Longstanding initiatives like the IN UNISON Program build bridges between communities. The SLSO’s signature community engagement initiative enlists more than 90 singers from predominantly Black churches across the metro area to form the nearly 30-year-old IN UNISON Chorus. College Connections provides middle and high school music students immersive college visits with more than half a dozen higher education institutions. Music Without Boundaries, another long-running community program, welcomes refugees and immigrants to the SLSO through partnerships with the International Institute, Welcome Nieghbor STL, and St. Louis Mosaic Project.


New in the 2022/2023 season, the SLSO launched its ACCESS program in a bold strategic alliance with social services agencies in the region, broadening access to music by providing more than 3,000 free tickets to clients served through organizations like Big Brothers Big Sisters, Beyond Housing, Pianos for People, and others.

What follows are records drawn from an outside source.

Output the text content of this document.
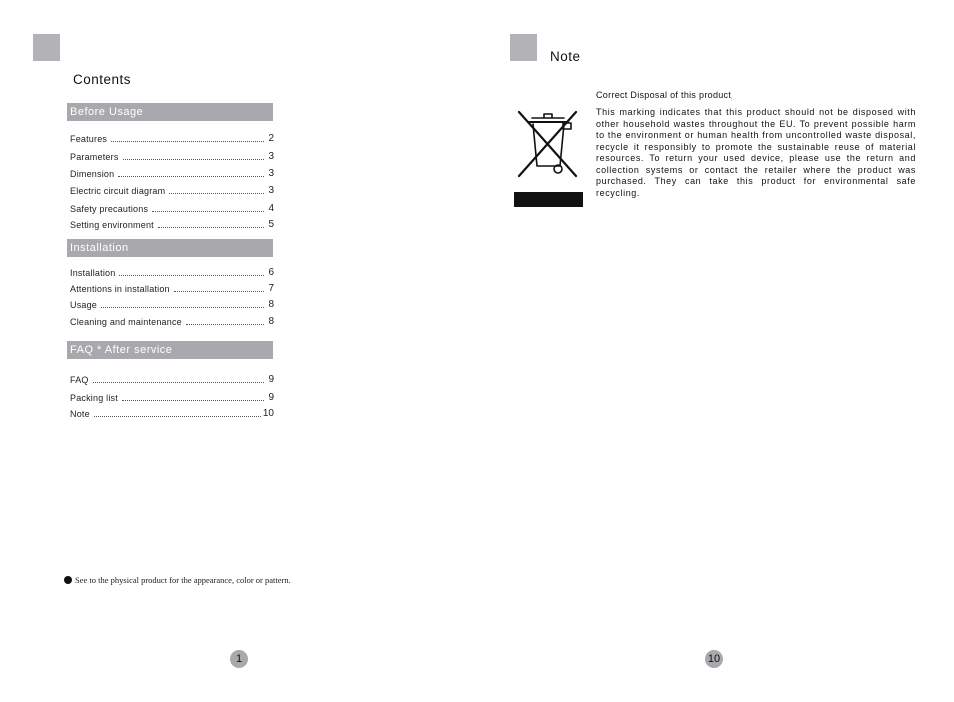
Contents
Before Usage
Features	2
Parameters	3
Dimension	3
Electric circuit diagram	3
Safety precautions	4
Setting environment	5
Installation
Installation	6
Attentions in installation	7
Usage	8
Cleaning and maintenance	8
FAQ * After service
FAQ	9
Packing list	9
Note	10
See to the physical product for the appearance, color or pattern.
1
Note
Correct Disposal of this product$_:$
This marking indicates that this product should not be disposed with other household wastes throughout the EU. To prevent possible harm to the environment or human health from uncontrolled waste disposal, recycle it responsibly to promote the sustainable reuse of material resources. To return your used device, please use the return and collection systems or contact the retailer where the product was purchased. They can take this product for environmental safe recycling.
10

The University of Missouri–St. Louis is a longtime SLSO partner, providing space for concerts at UMSL’s Touhill Performing Arts Center. (photo by Brendan Batchelor)

For some institutions with whom the SLSO has a long-running collaboration, the partnership is multi-faceted. Collaborations with the University of Missouri–St. Louis, for example, are deep and varied. The university is a long-time partner in the IN UNISON Academy, the academic arm of IN UNISON that provides support for college students pursuing degrees in music field. It is a College Connections partner. It hosts SLSO’s Peer to Peer program and has provided rehearsal space for the St. Louis Symphony Youth Orchestra. And, this season, it is a Presenting Partner, hosting many SLSO concerts at UMSL’s Touhill Performing Arts Center while the orchestra’s home at Powell Hall undergoes expansion and renovation.

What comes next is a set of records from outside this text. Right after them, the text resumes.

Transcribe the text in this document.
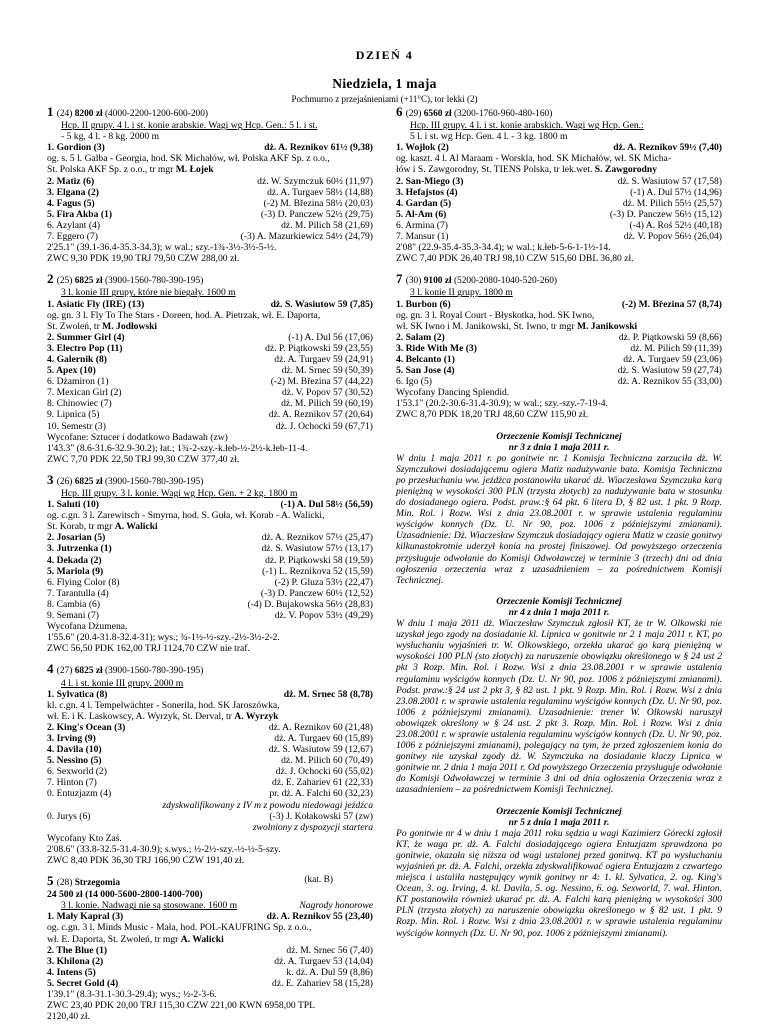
DZIEŃ 4
Niedziela, 1 maja
Pochmurno z przejaśnieniami (+11°C), tor lekki (2)
1 (24) 8200 zł (4000-2200-1200-600-200)
Hcp. II grupy. 4 l. i st. konie arabskie. Wagi wg Hcp. Gen.: 5 l. i st.
- 5 kg, 4 l. - 8 kg. 2000 m
1. Gordion (3)	dż. A. Reznikov 61½ (9,38)
og. s. 5 l. Galba - Georgia, hod. SK Michałów, wł. Polska AKF Sp. z o.o.,
St. Polska AKF Sp. z o.o., tr mgr M. Łojek
2. Matiz (6)	dż. W. Szymczuk 60½ (11,97)
3. Elgana (2)	dż. A. Turgaev 58½ (14,88)
4. Fagus (5)	(-2) M. Březina 58½ (20,03)
5. Fira Akba (1)	(-3) D. Panczew 52½ (29,75)
6. Azylant (4)	dż. M. Pilich 58 (21,69)
7. Eggero (7)	(-3) A. Mazurkiewicz 54½ (24,79)
2'25.1" (39.1-36.4-35.3-34.3); w wal.; szy.-1¾-3½-3½-5-½.
ZWC 9,30 PDK 19,90 TRJ 79,50 CZW 288,00 zł.
2 (25) 6825 zł (3900-1560-780-390-195)
3 l. konie III grupy, które nie biegały. 1600 m
1. Asiatic Fly (IRE) (13)	dż. S. Wasiutow 59 (7,85)
og. gn. 3 l. Fly To The Stars - Doreen, hod. A. Pietrzak, wł. E. Daporta,
St. Zwoleń, tr M. Jodłowski
2. Summer Girl (4)	(-1) A. Dul 56 (17,06)
3. Electro Pop (11)	dż. P. Piątkowski 59 (23,55)
4. Galernik (8)	dż. A. Turgaev 59 (24,91)
5. Apex (10)	dż. M. Srnec 59 (50,39)
6. Dżamiron (1)	(-2) M. Březina 57 (44,22)
7. Mexican Girl (2)	dż. V. Popov 57 (30,52)
8. Chinowiec (7)	dż. M. Pilich 59 (60,19)
9. Lipnica (5)	dż. A. Reznikov 57 (20,64)
10. Semestr (3)	dż. J. Ochocki 59 (67,71)
Wycofane: Sztucer i dodatkowo Badawah (zw)
1'43.3" (8.6-31.6-32.9-30.2); łat.; 1¾-2-szy.-k.łeb-½-2½-k.łeb-11-4.
ZWC 7,70 PDK 22,50 TRJ 99,30 CZW 377,40 zł.
3 (26) 6825 zł (3900-1560-780-390-195)
Hcp. III grupy. 3 l. konie. Wagi wg Hcp. Gen. + 2 kg. 1800 m
1. Saluti (10)	(-1) A. Dul 58½ (56,59)
og. c.gn. 3 l. Zarewitsch - Smyrna, hod. S. Guła, wł. Korab - A. Walicki,
St. Korab, tr mgr A. Walicki
2. Josarian (5)	dż. A. Reznikov 57½ (25,47)
3. Jutrzenka (1)	dż. S. Wasiutow 57½ (13,17)
4. Dekada (2)	dż. P. Piątkowski 58 (19,59)
5. Mariola (9)	(-1) L. Reznikova 52 (15,59)
6. Flying Color (8)	(-2) P. Gluza 53½ (22,47)
7. Tarantulla (4)	(-3) D. Panczew 60½ (12,52)
8. Cambia (6)	(-4) D. Bujakowska 56½ (28,83)
9. Semani (7)	dż. V. Popov 53½ (49,29)
Wycofana Dżumena.
1'55.6" (20.4-31.8-32.4-31); wys.; ¾-1½-½-szy.-2½-3½-2-2.
ZWC 56,50 PDK 162,00 TRJ 1124,70 CZW nie traf.
4 (27) 6825 zł (3900-1560-780-390-195)
4 l. i st. konie III grupy. 2000 m
1. Sylvatica (8)	dż. M. Srnec 58 (8,78)
kl. c.gn. 4 l. Tempelwächter - Sonerila, hod. SK Jaroszówka,
wł. E. i K. Laskowscy, A. Wyrzyk, St. Derval, tr A. Wyrzyk
2. King's Ocean (3)	dż. A. Reznikov 60 (21,48)
3. Irving (9)	dż. A. Turgaev 60 (15,89)
4. Davila (10)	dż. S. Wasiutow 59 (12,67)
5. Nessino (5)	dż. M. Pilich 60 (70,49)
6. Sexworld (2)	dż. J. Ochocki 60 (55,02)
7. Hinton (7)	dż. E. Zahariev 61 (22,33)
0. Entuzjazm (4)	pr. dż. A. Falchi 60 (32,23)
zdyskwalifikowany z IV m z powodu niedowagi jeźdźca
0. Jurys (6)	(-3) J. Kołakowski 57 (zw)
zwolniony z dyspozycji startera
Wycofany Kto Zaś.
2'08.6" (33.8-32.5-31.4-30.9); s.wys.; ½-2½-szy.-½-½-5-szy.
ZWC 8,40 PDK 36,30 TRJ 166,90 CZW 191,40 zł.
5 (28) Strzegomia	(kat. B)
24 500 zł (14 000-5600-2800-1400-700)
3 l. konie. Nadwagi nie są stosowane. 1600 m	Nagrody honorowe
1. Mały Kapral (3)	dż. A. Reznikov 55 (23,40)
og. c.gn. 3 l. Minds Music - Mała, hod. POL-KAUFRING Sp. z o.o.,
wł. E. Daporta, St. Zwoleń, tr mgr A. Walicki
2. The Blue (1)	dż. M. Srnec 56 (7,40)
3. Khilona (2)	dż. A. Turgaev 53 (14,04)
4. Intens (5)	k. dż. A. Dul 59 (8,86)
5. Secret Gold (4)	dż. E. Zahariev 58 (15,28)
1'39.1" (8.3-31.1-30.3-29.4); wys.; ½-2-3-6.
ZWC 23,40 PDK 20,00 TRJ 115,30 CZW 221,00 KWN 6958,00 TPL
2120,40 zł.
6 (29) 6560 zł (3200-1760-960-480-160)
Hcp. III grupy. 4 l. i st. konie arabskich. Wagi wg Hcp. Gen.:
5 l. i st. wg Hcp. Gen. 4 l. - 3 kg. 1800 m
1. Wojłok (2)	dż. A. Reznikov 59½ (7,40)
og. kaszt. 4 l. Al Maraam - Worskla, hod. SK Michałów, wł. SK Micha-
łów i S. Zawgorodny, St. TIENS Polska, tr lek.wet. S. Zawgorodny
2. San-Miego (3)	dż. S. Wasiutow 57 (17,58)
3. Hefajstos (4)	(-1) A. Dul 57½ (14,96)
4. Gardan (5)	dż. M. Pilich 55½ (25,57)
5. Al-Am (6)	(-3) D. Panczew 56½ (15,12)
6. Armina (7)	(-4) A. Roś 52½ (40,18)
7. Mansur (1)	dż. V. Popov 56½ (26,04)
2'08" (22.9-35.4-35.3-34.4); w wal.; k.łeb-5-6-1-1½-14.
ZWC 7,40 PDK 26,40 TRJ 98,10 CZW 515,60 DBL 36,80 zł.
7 (30) 9100 zł (5200-2080-1040-520-260)
3 l. konie II grupy. 1800 m
1. Burbon (6)	(-2) M. Březina 57 (8,74)
og. gn. 3 l. Royal Court - Błyskotka, hod. SK Iwno,
wł. SK Iwno i M. Janikowski, St. Iwno, tr mgr M. Janikowski
2. Salam (2)	dż. P. Piątkowski 59 (8,66)
3. Ride With Me (3)	dż. M. Pilich 59 (11,39)
4. Belcanto (1)	dż. A. Turgaev 59 (23,06)
5. San Jose (4)	dż. S. Wasiutow 59 (27,74)
6. Igo (5)	dż. A. Reznikov 55 (33,00)
Wycofany Dancing Splendid.
1'53.1" (20.2-30.6-31.4-30.9); w wal.; szy.-szy.-7-19-4.
ZWC 8,70 PDK 18,20 TRJ 48,60 CZW 115,90 zł.
Orzeczenie Komisji Technicznej
nr 3 z dnia 1 maja 2011 r.
W dniu 1 maja 2011 r. po gonitwie nr. 1 Komisja Techniczna zarzuciła dż. W. Szymczukowi dosiadającemu ogiera Matiz nadużywanie bata. Komisja Techniczna po przesłuchaniu ww. jeźdźca postanowiła ukarać dż. Wiaczesława Szymczuka karą pieniężną w wysokości 300 PLN (trzysta złotych) za nadużywanie bata w stosunku do dosiadanego ogiera. Podst. praw.:§ 64 pkt. 6 litera D, § 82 ust. 1 pkt. 9 Rozp. Min. Rol. i Rozw. Wsi z dnia 23.08.2001 r. w sprawie ustalenia regulaminu wyścigów konnych (Dz. U. Nr 90, poz. 1006 z późniejszymi zmianami). Uzasadnienie: Dż. Wiaczesław Szymczuk dosiadający ogiera Matiz w czasie gonitwy kilkunastokrotnie uderzył konia na prostej finiszowej. Od powyższego orzeczenia przysługuje odwołanie do Komisji Odwoławczej w terminie 3 (trzech) dni od dnia ogłoszenia orzeczenia wraz z uzasadnieniem – za pośrednictwem Komisji Technicznej.
Orzeczenie Komisji Technicznej
nr 4 z dnia 1 maja 2011 r.
W dniu 1 maja 2011 dż. Wiaczesław Szymczuk zgłosił KT, że tr W. Olkowski nie uzyskał jego zgody na dosiadanie kl. Lipnica w gonitwie nr 2 1 maja 2011 r. KT, po wysłuchaniu wyjaśnień tr. W. Olkowskiego, orzekła ukarać go karą pieniężną w wysokości 100 PLN (sto złotych) za naruszenie obowiązku określonego w § 24 ust 2 pkt 3 Rozp. Min. Rol. i Rozw. Wsi z dnia 23.08.2001 r w sprawie ustalenia regulaminu wyścigów konnych (Dz. U. Nr 90, poz. 1006 z późniejszymi zmianami). Podst. praw.:§ 24 ust 2 pkt 3, § 82 ust. 1 pkt. 9 Rozp. Min. Rol. i Rozw. Wsi z dnia 23.08.2001 r. w sprawie ustalenia regulaminu wyścigów konnych (Dz. U. Nr 90, poz. 1006 z późniejszymi zmianami). Uzasadnienie: trener W. Olkowski naruszył obowiązek określony w § 24 ust. 2 pkt 3. Rozp. Min. Rol. i Rozw. Wsi z dnia 23.08.2001 r. w sprawie ustalenia regulaminu wyścigów konnych (Dz. U. Nr 90, poz. 1006 z późniejszymi zmianami), polegający na tym, że przed zgłoszeniem konia do gonitwy nie uzyskał zgody dż. W. Szymczuka na dosiadanie klaczy Lipnica w gonitwie nr. 2 dnia 1 maja 2011 r. Od powyższego Orzeczenia przysługuje odwołanie do Komisji Odwoławczej w terminie 3 dni od dnia ogłoszenia Orzeczenia wraz z uzasadnieniem – za pośrednictwem Komisji Technicznej.
Orzeczenie Komisji Technicznej
nr 5 z dnia 1 maja 2011 r.
Po gonitwie nr 4 w dniu 1 maja 2011 roku sędzia u wagi Kazimierz Górecki zgłosił KT, że waga pr. dż. A. Falchi dosiadającego ogiera Entuzjazm sprawdzona po gonitwie, okazała się niższa od wagi ustalonej przed gonitwą. KT po wysłuchaniu wyjaśnień pr. dż. A. Falchi, orzekła zdyskwalifikować ogiera Entuzjazm z czwartego miejsca i ustaliła następujący wynik gonitwy nr 4: 1. kl. Sylvatica, 2. og. King's Ocean, 3. og. Irving, 4. kl. Davila, 5. og. Nessino, 6. og. Sexworld, 7. wał. Hinton. KT postanowiła również ukarać pr. dż. A. Falchi karą pieniężną w wysokości 300 PLN (trzysta złotych) za naruszenie obowiązku określonego w § 82 ust. 1 pkt. 9 Rozp. Min. Rol. i Rozw. Wsi z dnia 23.08.2001 r. w sprawie ustalenia regulaminu wyścigów konnych (Dz. U. Nr 90, poz. 1006 z późniejszymi zmianami).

“The University of Missouri–St. Louis is proud to partner with the SLSO in many ways that uplift our students, faculty, staff and communities,” UMSL Chancellor Kristin Sobolik said. “Our shared vision of elevating the excellence of St. Louis arts and culture and supporting tomorrow’s leaders is an alignment of our missions in service to the St. Louis region.”


The SLSO's tapestry of intentional partnerships reveals an orchestra woven into the fabric of the city and region. As SLSO prepares to reopen Powell Hall in 2025, the SLSO is positioned at the intersection of arts and people—a hub for community, grounded in collaborations that engage the region's population. 


Justion Gordón-LeChevalié is the SLSO's Communications and Publications Coordinator.